River: The Joni Letters contains mostly Joni Mitchell compositions, save “Solitude” (Edgar De Lange, Duke Ellington and Irving Mills) and Nefertiti (Wayne Shorter), two of Mitchell’s favorite jazz songs. The message is clear. Like the greatest composers of old, from Bach to Mingus to the Gershwins, Mitchell’s compositions should be held in high regard for being forever relevant and beautifully melodic while containing endless interpretive possibilities. To show this, Hancock and producer Larry Klein assembled some of the world’s greatest living musicians (Hancock on piano, Wayne Shorter on soprano and tenor saxophone, Dave Holland on bass, Vinnie Colaiuta on drums and Lionel Loueke on guitar) and vocalists (Norah Jones, Tina Turner, Corinne Bailey Rae, Joni Mitchell, Luciana Souza and Leonard Cohen) to weave together some of Mitchell’s most fruitful compositions.

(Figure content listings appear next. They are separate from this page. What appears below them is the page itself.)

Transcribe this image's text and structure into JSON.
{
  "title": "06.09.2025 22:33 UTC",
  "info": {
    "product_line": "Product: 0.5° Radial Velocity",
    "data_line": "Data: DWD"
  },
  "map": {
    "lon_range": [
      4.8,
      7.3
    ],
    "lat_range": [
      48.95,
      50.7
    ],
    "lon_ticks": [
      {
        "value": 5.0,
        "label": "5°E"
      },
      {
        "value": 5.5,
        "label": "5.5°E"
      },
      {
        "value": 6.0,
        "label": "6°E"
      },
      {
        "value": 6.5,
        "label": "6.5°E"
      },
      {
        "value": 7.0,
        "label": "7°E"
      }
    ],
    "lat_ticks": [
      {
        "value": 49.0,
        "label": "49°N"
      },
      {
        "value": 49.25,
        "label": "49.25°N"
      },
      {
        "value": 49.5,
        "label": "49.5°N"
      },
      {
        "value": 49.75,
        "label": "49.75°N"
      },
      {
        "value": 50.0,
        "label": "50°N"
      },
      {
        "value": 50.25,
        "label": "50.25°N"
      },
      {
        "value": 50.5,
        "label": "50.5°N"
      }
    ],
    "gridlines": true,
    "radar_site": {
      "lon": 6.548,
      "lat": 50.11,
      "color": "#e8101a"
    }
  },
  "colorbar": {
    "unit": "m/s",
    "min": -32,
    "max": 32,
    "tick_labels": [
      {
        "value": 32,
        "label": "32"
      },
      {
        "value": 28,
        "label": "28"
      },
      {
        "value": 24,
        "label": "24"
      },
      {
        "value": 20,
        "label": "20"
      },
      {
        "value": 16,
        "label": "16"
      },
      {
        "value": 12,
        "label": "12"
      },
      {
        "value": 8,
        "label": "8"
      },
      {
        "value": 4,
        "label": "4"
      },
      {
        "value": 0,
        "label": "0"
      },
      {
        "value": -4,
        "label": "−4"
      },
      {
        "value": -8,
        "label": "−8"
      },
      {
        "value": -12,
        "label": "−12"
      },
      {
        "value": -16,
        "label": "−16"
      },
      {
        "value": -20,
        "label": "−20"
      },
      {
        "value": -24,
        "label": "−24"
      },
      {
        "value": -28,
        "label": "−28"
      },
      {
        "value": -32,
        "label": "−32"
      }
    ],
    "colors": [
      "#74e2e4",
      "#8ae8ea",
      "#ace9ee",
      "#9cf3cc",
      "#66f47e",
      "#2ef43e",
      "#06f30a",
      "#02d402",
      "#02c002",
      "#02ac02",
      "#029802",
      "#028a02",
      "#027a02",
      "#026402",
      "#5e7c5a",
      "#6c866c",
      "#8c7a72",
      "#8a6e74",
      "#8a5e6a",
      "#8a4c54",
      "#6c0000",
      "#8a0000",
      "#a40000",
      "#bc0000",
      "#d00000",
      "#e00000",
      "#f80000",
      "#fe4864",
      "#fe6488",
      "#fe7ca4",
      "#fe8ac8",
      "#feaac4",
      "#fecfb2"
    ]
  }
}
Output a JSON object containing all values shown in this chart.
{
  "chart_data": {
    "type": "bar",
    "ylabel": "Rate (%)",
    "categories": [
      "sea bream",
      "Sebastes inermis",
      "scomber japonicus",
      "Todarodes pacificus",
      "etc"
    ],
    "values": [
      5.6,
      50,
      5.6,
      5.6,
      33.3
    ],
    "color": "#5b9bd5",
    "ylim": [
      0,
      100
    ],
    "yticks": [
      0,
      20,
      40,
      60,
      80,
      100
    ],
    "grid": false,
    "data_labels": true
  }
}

River can be described many ways. It is experimental. Hancock and crew play with extended intros, melodically sparse improvisation, group interaction and dense harmonic qualities, making this a far cry from mainstream. It is compositional. Not only does the source material contain a mature, almost feng shui, sense of movement, but Hancock and Klein paid close attention to arrangement, juxtaposing silence and instrumental layers to create a vast musical landscape. Take, for instance, Hancock’s Debussy-esque intro to the Norah Jones vocalized “Court And Spark” or the esoteric piano harmonies over a pedaled (single) bass note during Shorter’s solo in “Tea Leaf Prophecy.” These arrangements are daring, fascinating and highly original. Lastly, it is lyrical. The band purposely creates sounds that reflect the songs’ lyrical content. For example, when Corinne Bailey Rae sings “I wish I had a river / I could skate away on” on the album’s title track “River,” Hancock and Shorter play counter-melodies that reflect both a sense of skating and the feeling of discontent evident in the words.
Most importantly, though, River is a jazz album, in the truest sense, that equals Hancock’s greatest works. It has a thematic acuity rarely seen. Its improvised solos are sparse and melodic while the songs are pensive and brooding reflections on the saddened soul. The album is as groundbreaking and enjoyable as Hancock’s Maiden Voyage, Headhunters, and his 1962 debut Takin’ Off. River is a breathtaking emotional experience and a grand artistic achievement for an artist who has spent over forty years pushing musical boundaries. Plus, it’s pretty hip that he finally won Album Of The Year.